Tabletop fantasy role-playing game supplement

Legendary Duck Tower is a 1980 fantasy role-playing game adventure published by Judges Guild.

==Contents==
Duck Tower is an adventure in a dungeon with a hundred rooms. Characters can encounter 61 different creatures.

The scenario is set in a citadel in ruins that was once populated by humanoid ducks. The book contains dozens of non-player characters. The gamemaster can decide where to place the encounters.

The book describes both an abandoned city and tower. The NPCs each have short paragraphs to describe their personalities and motives. The dungeon has detailed descriptions and several maps and diagrams, with a list of random items that players can find.

The ruined fortress-temple of the god Humakt is home to 17 groups of NPCs and monsters. The prosperous duck tribe that lived there when it fell centuries ago are a mutated or cursed race of humanoids. It has been taken over by explorers, outlaws, dangerous creatures, and archeologists. The gamemaster rolls a 100-sided die to assign a location for each encounter. One map without a grid pattern shows the entire Duck Tower complex, and the gamemaster shows the players a sketch of what is visible as the party comes near the temple.

==Publication history==
Legendary Duck Tower and Other Tales was written by Jennell Jaquays and Rudy Kraft, and was published by Judges Guild in 1980 as a 64-page book.

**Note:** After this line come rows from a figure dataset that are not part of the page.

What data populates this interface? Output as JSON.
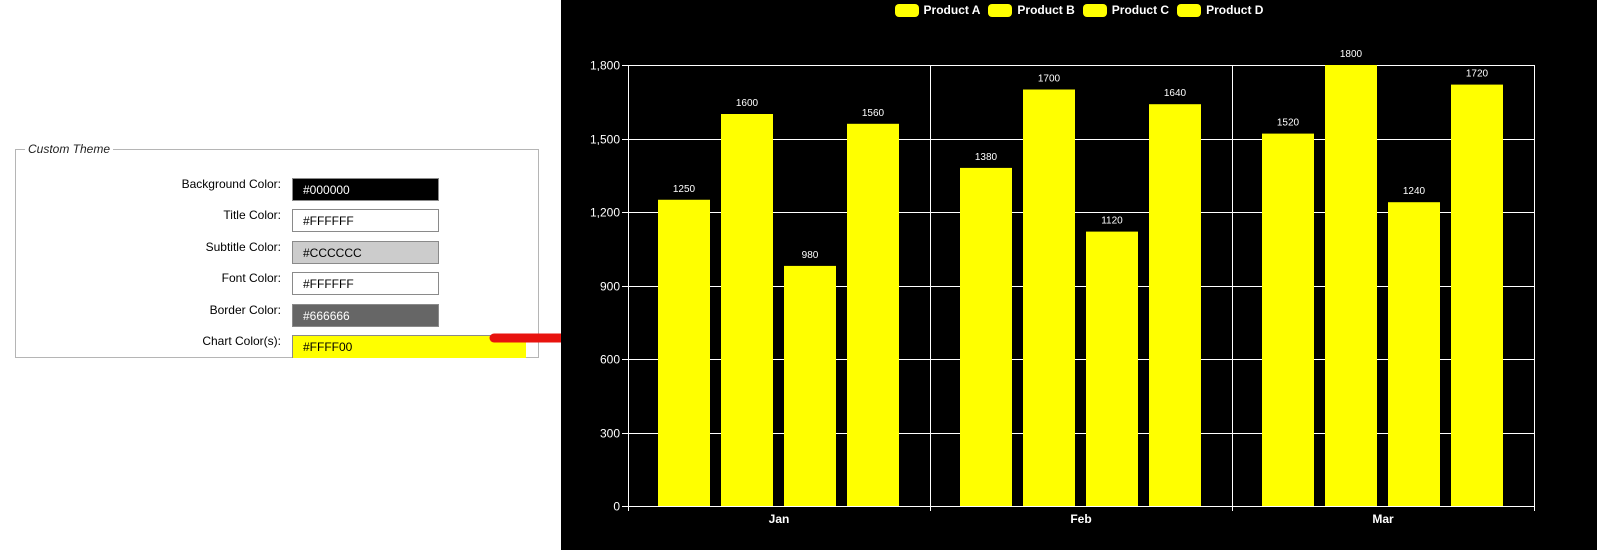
{
  "theme_panel": {
    "legend": "Custom Theme",
    "rows": [
      {
        "label": "Background Color:",
        "value": "#000000",
        "bg": "#000000",
        "fg": "#ffffff"
      },
      {
        "label": "Title Color:",
        "value": "#FFFFFF",
        "bg": "#FFFFFF",
        "fg": "#000000"
      },
      {
        "label": "Subtitle Color:",
        "value": "#CCCCCC",
        "bg": "#CCCCCC",
        "fg": "#000000"
      },
      {
        "label": "Font Color:",
        "value": "#FFFFFF",
        "bg": "#FFFFFF",
        "fg": "#000000"
      },
      {
        "label": "Border Color:",
        "value": "#666666",
        "bg": "#666666",
        "fg": "#ffffff"
      },
      {
        "label": "Chart Color(s):",
        "value": "#FFFF00",
        "bg": "#FFFF00",
        "fg": "#000000"
      }
    ]
  },
  "arrow_color": "#e8130e",
  "chart_data": {
    "type": "bar",
    "categories": [
      "Jan",
      "Feb",
      "Mar"
    ],
    "series": [
      {
        "name": "Product A",
        "values": [
          1250,
          1380,
          1520
        ]
      },
      {
        "name": "Product B",
        "values": [
          1600,
          1700,
          1800
        ]
      },
      {
        "name": "Product C",
        "values": [
          980,
          1120,
          1240
        ]
      },
      {
        "name": "Product D",
        "values": [
          1560,
          1640,
          1720
        ]
      }
    ],
    "ylim": [
      0,
      1800
    ],
    "yticks": [
      0,
      300,
      600,
      900,
      1200,
      1500,
      1800
    ],
    "ytick_labels": [
      "0",
      "300",
      "600",
      "900",
      "1,200",
      "1,500",
      "1,800"
    ],
    "bar_color": "#FFFF00",
    "background": "#000000",
    "grid": true,
    "legend_position": "top-center",
    "data_labels": true
  }
}
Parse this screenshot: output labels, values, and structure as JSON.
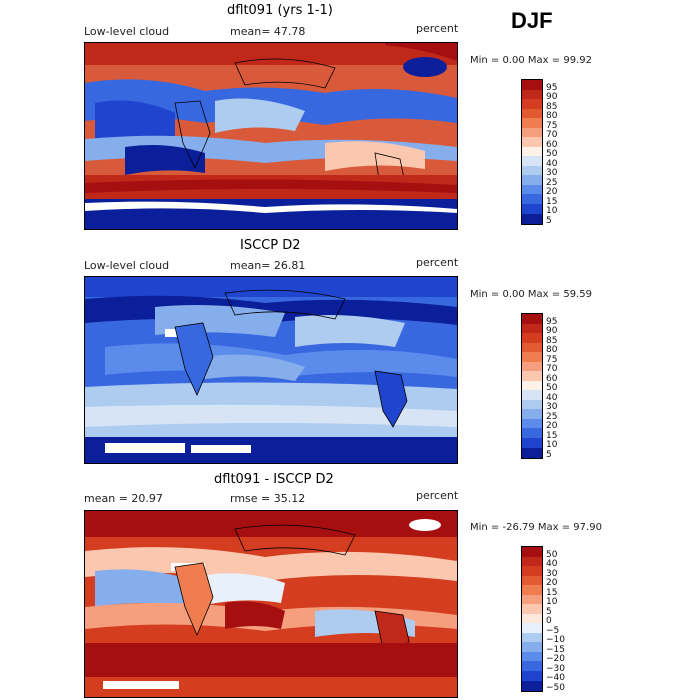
{
  "season": "DJF",
  "panels": [
    {
      "title": "dflt091 (yrs 1-1)",
      "left_label": "Low-level cloud",
      "center_label": "mean=  47.78",
      "right_label": "percent",
      "min_max": "Min =    0.00 Max =   99.92",
      "colorbar_labels": [
        "95",
        "90",
        "85",
        "80",
        "75",
        "70",
        "60",
        "50",
        "40",
        "30",
        "25",
        "20",
        "15",
        "10",
        "5"
      ],
      "colorbar_colors": [
        "#a50f0f",
        "#c0281a",
        "#d43d20",
        "#e25a30",
        "#ef7d50",
        "#f59f7e",
        "#fbc7ae",
        "#fdf2e8",
        "#d6e4f5",
        "#aecbf0",
        "#86aeec",
        "#5b8cec",
        "#3868e0",
        "#1f45cf",
        "#0b1f9a"
      ]
    },
    {
      "title": "ISCCP D2",
      "left_label": "Low-level cloud",
      "center_label": "mean=  26.81",
      "right_label": "percent",
      "min_max": "Min =    0.00 Max =   59.59",
      "colorbar_labels": [
        "95",
        "90",
        "85",
        "80",
        "75",
        "70",
        "60",
        "50",
        "40",
        "30",
        "25",
        "20",
        "15",
        "10",
        "5"
      ],
      "colorbar_colors": [
        "#a50f0f",
        "#c0281a",
        "#d43d20",
        "#e25a30",
        "#ef7d50",
        "#f59f7e",
        "#fbc7ae",
        "#fdf2e8",
        "#d6e4f5",
        "#aecbf0",
        "#86aeec",
        "#5b8cec",
        "#3868e0",
        "#1f45cf",
        "#0b1f9a"
      ]
    },
    {
      "title": "dflt091 - ISCCP D2",
      "left_label": "mean =   20.97",
      "center_label": "rmse =   35.12",
      "right_label": "percent",
      "min_max": "Min = -26.79 Max =   97.90",
      "colorbar_labels": [
        "50",
        "40",
        "30",
        "20",
        "15",
        "10",
        "5",
        "0",
        "−5",
        "−10",
        "−15",
        "−20",
        "−30",
        "−40",
        "−50"
      ],
      "colorbar_colors": [
        "#a50f0f",
        "#c0281a",
        "#d43d20",
        "#e25a30",
        "#ef7d50",
        "#f59f7e",
        "#fbc7ae",
        "#fde8dc",
        "#e8f0fa",
        "#aecbf0",
        "#86aeec",
        "#5b8cec",
        "#3868e0",
        "#1f45cf",
        "#0b1f9a"
      ]
    }
  ]
}
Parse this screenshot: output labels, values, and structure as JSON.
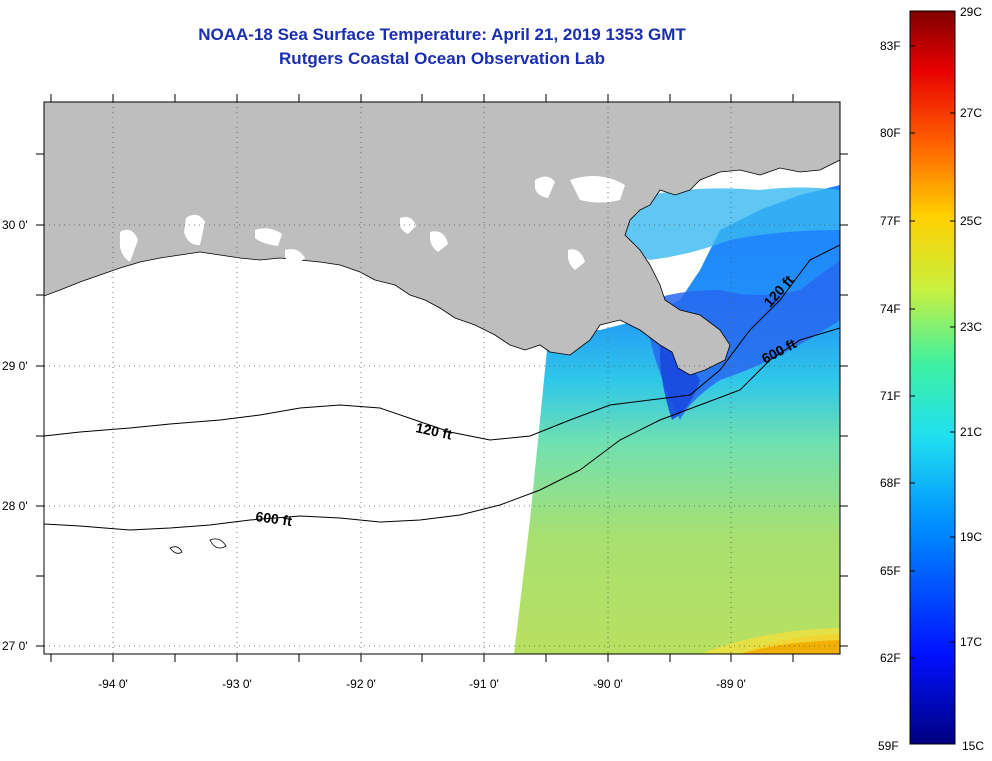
{
  "title": "NOAA-18 Sea Surface Temperature:  April 21, 2019 1353 GMT",
  "subtitle": "Rutgers Coastal Ocean Observation Lab",
  "map": {
    "lat_labels": [
      "30 0'",
      "29 0'",
      "28 0'",
      "27 0'"
    ],
    "lon_labels": [
      "-94 0'",
      "-93 0'",
      "-92 0'",
      "-91 0'",
      "-90 0'",
      "-89 0'"
    ],
    "contour_labels": [
      "120 ft",
      "600 ft",
      "120 ft",
      "600 ft"
    ]
  },
  "colorbar": {
    "fahrenheit_labels": [
      "83F",
      "80F",
      "77F",
      "74F",
      "71F",
      "68F",
      "65F",
      "62F",
      "59F"
    ],
    "celsius_labels": [
      "29C",
      "27C",
      "25C",
      "23C",
      "21C",
      "19C",
      "17C",
      "15C"
    ]
  },
  "colors": {
    "land": "#bebebe",
    "title": "#1a2fb0",
    "cold": "#1040e0",
    "mid": "#28c8e8",
    "warm": "#a8e060"
  }
}
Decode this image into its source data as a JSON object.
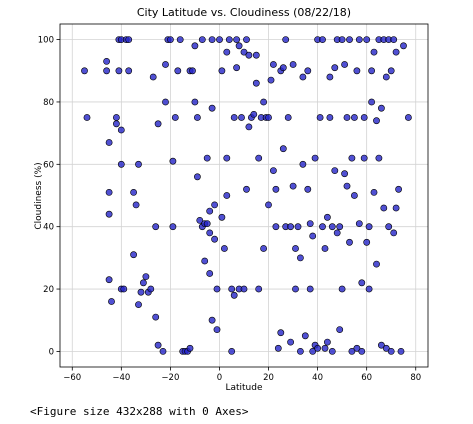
{
  "figure": {
    "caption": "<Figure size 432x288 with 0 Axes>",
    "colors": {
      "marker_fill": "#2424c8",
      "marker_edge": "#000000",
      "grid": "#d3d3d3",
      "frame": "#000000"
    }
  },
  "chart_data": {
    "type": "scatter",
    "title": "City Latitude vs. Cloudiness (08/22/18)",
    "xlabel": "Latitude",
    "ylabel": "Cloudiness (%)",
    "xlim": [
      -65,
      85
    ],
    "ylim": [
      -5,
      105
    ],
    "xticks": [
      -60,
      -40,
      -20,
      0,
      20,
      40,
      60,
      80
    ],
    "yticks": [
      0,
      20,
      40,
      60,
      80,
      100
    ],
    "grid": true,
    "series": [
      {
        "name": "Cities",
        "points": [
          [
            -55,
            90
          ],
          [
            -54,
            75
          ],
          [
            -46,
            93
          ],
          [
            -46,
            90
          ],
          [
            -45,
            67
          ],
          [
            -45,
            51
          ],
          [
            -45,
            44
          ],
          [
            -45,
            23
          ],
          [
            -44,
            16
          ],
          [
            -42,
            75
          ],
          [
            -42,
            73
          ],
          [
            -41,
            100
          ],
          [
            -40,
            100
          ],
          [
            -41,
            90
          ],
          [
            -40,
            71
          ],
          [
            -40,
            60
          ],
          [
            -40,
            20
          ],
          [
            -39,
            20
          ],
          [
            -38,
            100
          ],
          [
            -37,
            100
          ],
          [
            -37,
            90
          ],
          [
            -35,
            31
          ],
          [
            -35,
            51
          ],
          [
            -34,
            47
          ],
          [
            -33,
            60
          ],
          [
            -33,
            15
          ],
          [
            -32,
            19
          ],
          [
            -31,
            22
          ],
          [
            -30,
            24
          ],
          [
            -29,
            19
          ],
          [
            -28,
            20
          ],
          [
            -27,
            88
          ],
          [
            -26,
            11
          ],
          [
            -26,
            40
          ],
          [
            -25,
            73
          ],
          [
            -25,
            2
          ],
          [
            -23,
            0
          ],
          [
            -22,
            80
          ],
          [
            -22,
            92
          ],
          [
            -21,
            100
          ],
          [
            -20,
            100
          ],
          [
            -19,
            61
          ],
          [
            -19,
            40
          ],
          [
            -18,
            75
          ],
          [
            -17,
            90
          ],
          [
            -16,
            100
          ],
          [
            -15,
            0
          ],
          [
            -14,
            0
          ],
          [
            -13,
            0
          ],
          [
            -12,
            1
          ],
          [
            -12,
            90
          ],
          [
            -11,
            90
          ],
          [
            -10,
            98
          ],
          [
            -10,
            80
          ],
          [
            -9,
            75
          ],
          [
            -9,
            56
          ],
          [
            -8,
            42
          ],
          [
            -7,
            100
          ],
          [
            -7,
            40
          ],
          [
            -6,
            41
          ],
          [
            -6,
            29
          ],
          [
            -5,
            62
          ],
          [
            -5,
            41
          ],
          [
            -4,
            45
          ],
          [
            -4,
            38
          ],
          [
            -4,
            25
          ],
          [
            -3,
            100
          ],
          [
            -3,
            78
          ],
          [
            -3,
            10
          ],
          [
            -2,
            47
          ],
          [
            -2,
            36
          ],
          [
            -1,
            20
          ],
          [
            -1,
            7
          ],
          [
            0,
            100
          ],
          [
            1,
            90
          ],
          [
            1,
            43
          ],
          [
            2,
            33
          ],
          [
            3,
            50
          ],
          [
            3,
            62
          ],
          [
            3,
            96
          ],
          [
            4,
            100
          ],
          [
            5,
            20
          ],
          [
            5,
            0
          ],
          [
            6,
            75
          ],
          [
            6,
            18
          ],
          [
            7,
            100
          ],
          [
            7,
            91
          ],
          [
            8,
            98
          ],
          [
            8,
            20
          ],
          [
            9,
            75
          ],
          [
            10,
            96
          ],
          [
            10,
            20
          ],
          [
            11,
            100
          ],
          [
            11,
            52
          ],
          [
            12,
            72
          ],
          [
            12,
            95
          ],
          [
            13,
            75
          ],
          [
            14,
            76
          ],
          [
            15,
            95
          ],
          [
            15,
            86
          ],
          [
            16,
            62
          ],
          [
            16,
            20
          ],
          [
            17,
            75
          ],
          [
            18,
            80
          ],
          [
            18,
            33
          ],
          [
            19,
            75
          ],
          [
            20,
            75
          ],
          [
            20,
            47
          ],
          [
            21,
            87
          ],
          [
            22,
            92
          ],
          [
            22,
            58
          ],
          [
            23,
            52
          ],
          [
            23,
            40
          ],
          [
            24,
            1
          ],
          [
            25,
            6
          ],
          [
            25,
            90
          ],
          [
            26,
            91
          ],
          [
            26,
            65
          ],
          [
            27,
            100
          ],
          [
            27,
            40
          ],
          [
            28,
            75
          ],
          [
            29,
            40
          ],
          [
            29,
            3
          ],
          [
            30,
            92
          ],
          [
            30,
            53
          ],
          [
            31,
            33
          ],
          [
            31,
            20
          ],
          [
            32,
            40
          ],
          [
            33,
            30
          ],
          [
            33,
            0
          ],
          [
            34,
            88
          ],
          [
            34,
            60
          ],
          [
            35,
            5
          ],
          [
            36,
            90
          ],
          [
            36,
            52
          ],
          [
            37,
            20
          ],
          [
            37,
            41
          ],
          [
            38,
            37
          ],
          [
            38,
            0
          ],
          [
            39,
            62
          ],
          [
            39,
            2
          ],
          [
            40,
            100
          ],
          [
            40,
            1
          ],
          [
            41,
            75
          ],
          [
            42,
            100
          ],
          [
            42,
            40
          ],
          [
            43,
            33
          ],
          [
            43,
            1
          ],
          [
            44,
            3
          ],
          [
            44,
            43
          ],
          [
            45,
            88
          ],
          [
            45,
            75
          ],
          [
            46,
            40
          ],
          [
            46,
            0
          ],
          [
            47,
            91
          ],
          [
            47,
            58
          ],
          [
            48,
            100
          ],
          [
            48,
            38
          ],
          [
            49,
            40
          ],
          [
            49,
            7
          ],
          [
            50,
            100
          ],
          [
            50,
            20
          ],
          [
            51,
            92
          ],
          [
            51,
            57
          ],
          [
            52,
            75
          ],
          [
            52,
            53
          ],
          [
            53,
            100
          ],
          [
            53,
            35
          ],
          [
            54,
            0
          ],
          [
            54,
            62
          ],
          [
            55,
            75
          ],
          [
            55,
            50
          ],
          [
            56,
            90
          ],
          [
            56,
            1
          ],
          [
            57,
            100
          ],
          [
            57,
            41
          ],
          [
            58,
            22
          ],
          [
            58,
            0
          ],
          [
            59,
            75
          ],
          [
            59,
            62
          ],
          [
            60,
            100
          ],
          [
            60,
            35
          ],
          [
            61,
            40
          ],
          [
            61,
            20
          ],
          [
            62,
            90
          ],
          [
            62,
            80
          ],
          [
            63,
            96
          ],
          [
            63,
            51
          ],
          [
            64,
            74
          ],
          [
            64,
            28
          ],
          [
            65,
            100
          ],
          [
            65,
            62
          ],
          [
            66,
            78
          ],
          [
            66,
            2
          ],
          [
            67,
            100
          ],
          [
            67,
            46
          ],
          [
            68,
            88
          ],
          [
            68,
            1
          ],
          [
            69,
            100
          ],
          [
            69,
            40
          ],
          [
            70,
            90
          ],
          [
            70,
            0
          ],
          [
            71,
            100
          ],
          [
            71,
            38
          ],
          [
            72,
            96
          ],
          [
            72,
            46
          ],
          [
            73,
            52
          ],
          [
            74,
            0
          ],
          [
            75,
            98
          ],
          [
            77,
            75
          ]
        ]
      }
    ]
  }
}
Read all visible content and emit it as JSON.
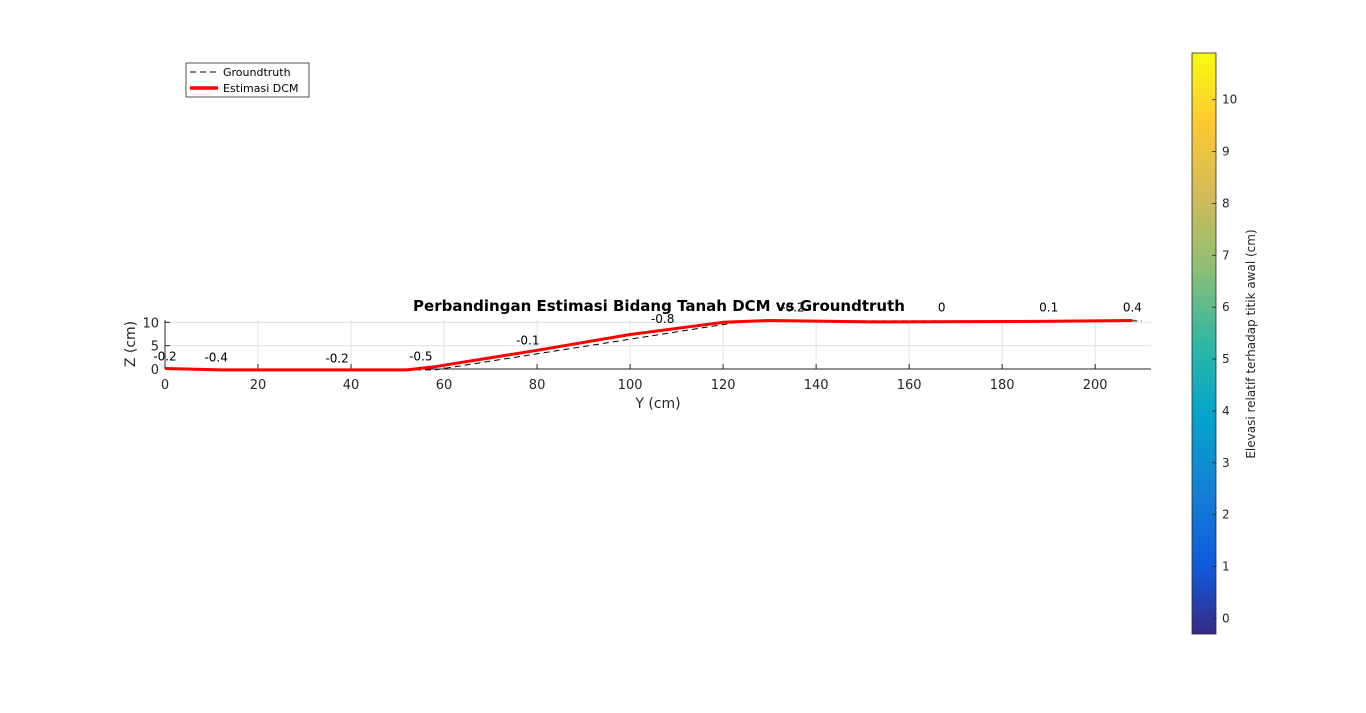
{
  "chart_data": {
    "type": "line",
    "title": "Perbandingan Estimasi Bidang Tanah DCM vs Groundtruth",
    "xlabel": "Y (cm)",
    "ylabel": "Z (cm)",
    "xlim": [
      0,
      212
    ],
    "ylim": [
      0,
      10.5
    ],
    "xticks": [
      "0",
      "20",
      "40",
      "60",
      "80",
      "100",
      "120",
      "140",
      "160",
      "180",
      "200"
    ],
    "yticks": [
      "0",
      "5",
      "10"
    ],
    "grid": true,
    "legend_position": "top-left",
    "series": [
      {
        "name": "Groundtruth",
        "style": "dashed",
        "color": "#000000",
        "x": [
          0,
          12,
          52,
          58,
          125,
          210
        ],
        "y": [
          0.2,
          -0.2,
          -0.2,
          -0.2,
          10.3,
          10.3
        ]
      },
      {
        "name": "Estimasi DCM",
        "style": "solid",
        "color": "#ff0000",
        "x": [
          0,
          12,
          52,
          58,
          80,
          100,
          120,
          130,
          152,
          188,
          208
        ],
        "y": [
          0.1,
          -0.2,
          -0.2,
          0.5,
          4.0,
          7.4,
          10.0,
          10.4,
          10.1,
          10.2,
          10.4
        ]
      }
    ],
    "annotations": [
      {
        "text": "-0.2",
        "x": 0,
        "y": 1.8
      },
      {
        "text": "-0.4",
        "x": 11,
        "y": 1.6
      },
      {
        "text": "-0.2",
        "x": 37,
        "y": 1.4
      },
      {
        "text": "-0.5",
        "x": 55,
        "y": 1.8
      },
      {
        "text": "-0.1",
        "x": 78,
        "y": 5.2
      },
      {
        "text": "-0.8",
        "x": 107,
        "y": 9.9
      },
      {
        "text": "-0.2",
        "x": 135,
        "y": 12.3
      },
      {
        "text": "0",
        "x": 167,
        "y": 12.3
      },
      {
        "text": "0.1",
        "x": 190,
        "y": 12.3
      },
      {
        "text": "0.4",
        "x": 208,
        "y": 12.3
      }
    ],
    "colorbar": {
      "label": "Elevasi relatif terhadap titik awal (cm)",
      "range": [
        -0.3,
        10.9
      ],
      "ticks": [
        "0",
        "1",
        "2",
        "3",
        "4",
        "5",
        "6",
        "7",
        "8",
        "9",
        "10"
      ],
      "colormap": "parula"
    }
  }
}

Both the title and cover of the module reference the Dark Tower adventure also by Jaquays.

It is a supplement for RuneQuest for two or more players.

==Reception==
Forrest Johnson, in The Space Gamer #29, commented that "Duck Tower is a wonder and a marvel, a priceless adventure for anyone who likes Runequest."

William Fawcett, in issue #44 of The Dragon, commented that "One of the weaknesses of many Runequest scenarios is that they sacrifice detail in the environment and dungeons, in favor of presenting the details of the statistics of a large number of non-player characters. [Duck Tower] is exceptional in that it not only avoids this problem, but does a very good job of presenting an interesting locale for adventuring in any system. This is definitely one of the best Runequest scenarios available and should be a must for anyone campaigning in the system."

Anders Swenson reviewed Duck Tower for Different Worlds magazine and stated that "The concept is one which should be applicable to many individually-written adventures, the found magical items are a new dimension to the game (there are no 'standard' RQ magic items in the tower as written) and overall it is a good investment for all RQ campaign referees."